- Healthcare organizations may only need to post chargemaster lists online for now, but that doesn’t mean they can’t create their own initiatives to improve price transparency, said CMS Administrator Seema Verma in a press call last week.
The call came following significant press coverage of a new CMS policy that requires hospitals to publicly post their chargemaster prices online for patients to view.
The mandates come as a part of the 2019 inpatient prospective payment system (IPPS) and long-term care hospital prospective payment system (LTCH PPS) rules, which were finalized in August 2018.
Per the IPPS and LTCH PPS rules, hospitals must list their prices online in a “machine-readable format.” Previously, hospitals were required to make their prices publicly available, but not necessarily in a digital format. Digital price transparency will enable patients to more easily access this information, CMS explained in August.
Recent press coverage featuring expert opinion has highlighted some of the pitfalls of the CMS policy. For one, there are no specific requirements about where hospitals must publish this data, only that it must be in a machine-readable format and online. The CMS rules also exclude any concrete enforcement actions for non-compliance.
Additionally, most hospitals are responding by publishing their chargemaster lists, which do not usually represent the out-of-pocket costs patients will encounter and which often utilize hard-to-decipher codes that may confuse laypeople.
“The information hospitals are posting now isn't patient specific, but we still believe it's an important first step, and there's no reason hospitals can't do more,” Verma acknowledged during her call with reporters.
“We recognize that at this time, it doesn't give patients all the information they need. For example, it doesn't include the additional discounts that insurance companies may have negotiated, and we're working through these challenges towards the goal of patients shopping based on out-of-pocket costs and quality so that they will have the information they need at the right time to make valued decisions.”
But that does not mean hospitals cannot go beyond the requirements thus far set forth by CMS. The current IPPS and LTCH PPS rules are first steps, Verma said, and until CMS can create more comprehensive regulations, hospitals still have the freedom to develop their own methods for price transparency.
“So let me be clear: hospitals don't have to wait for us to go further in helping their patients understand what care will cost. We've seen great examples of tools that go beyond what is required,” Verma asserted.

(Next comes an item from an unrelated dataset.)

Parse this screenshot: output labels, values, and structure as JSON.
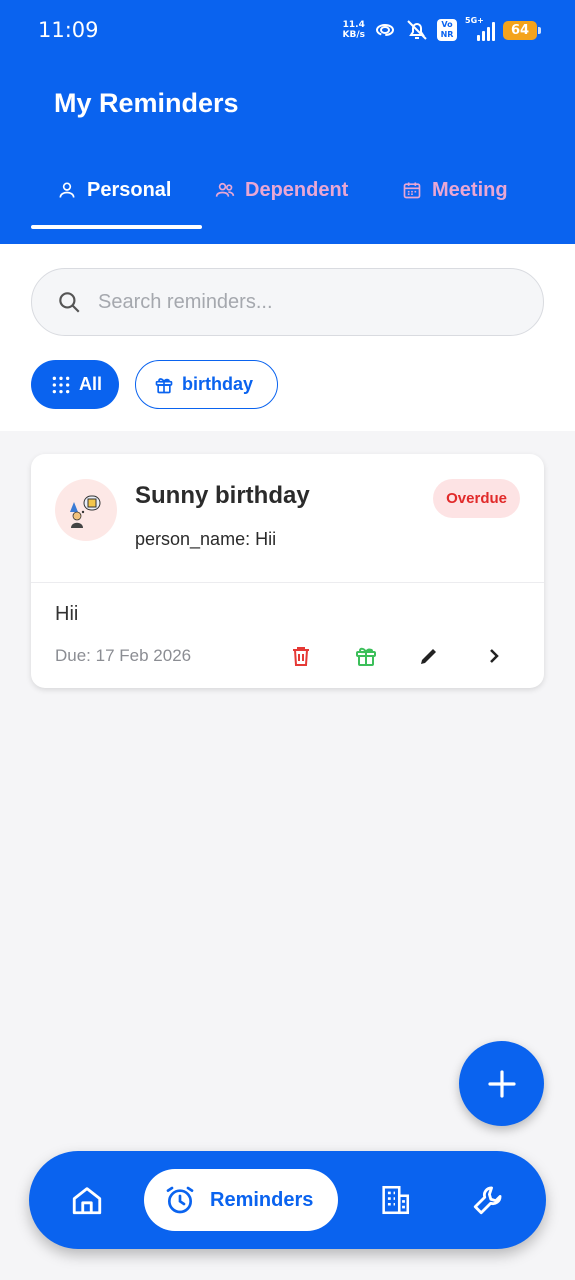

Furthermore, Verma clarified the Administration’s decision to require machine-readable formats for the price transparency lists. This focus on technology will make it easier for the industry to create tools that make sense of price data.
Previous regulations also required hospitals to offer price transparency tools, but were not specific about an online or digital format. This left many patients visiting administrative desks to scan through paper price transparency documents.
A machine-readable format should open the door for technology innovation, Verma said.
“We've updated the guidelines to specifically require hospitals to post price information on the internet in a machine-readable format, this is a historic change from what's been required in the past,” she explained. “This, coupled with the already published hospital star ratings on quality, gives patients more information than they've ever had before about the services provided by their local hospitals.”
“By requiring the information to be posted in a machine-readable format, we set the stage for private third parties to develop tools and resources that are more meaningful and actionable than a list of codes and prices,” Verma added.
As mentioned in the initial IPPS and LTCH PPS rules, CMS is focusing on price transparency to help curb costs for patients. Price transparency should help patients prepare for the costs of their care, shop around for the best value treatment, and potentially create market pressure to drive down overall costs.
“How many of us have received a healthcare service only to find out later we could have received it someplace else for less?” Verma posited.
“The lack of price transparency has resulted in a system that denies a patient the ability to make value-based health decisions centered on out-of-pocket costs. When patients are left in the dark, there is little opportunity for patients to take cost into account for shopable services. Today it's not unusual to see a 50 to 75 percent price discrepancy for the same procedure in the same geographic location.”
Price transparency tools, even nascent tools such as those CMS is requiring, will ideally drive patient empowerment and give patients the tools they need to make informed healthcare decisions, Verma noted.
“While the work we have done to empower patients by increasing transparency is unprecedented, we are just getting started as we work to increase price and quality transparency throughout the entire healthcare system,” she concluded. “We have to do more. We have to not only increase price transparency, but also recognize that the solution is not as simple as just revealing prices. We also need to make sure patients have the right information at the right time to make a decision.”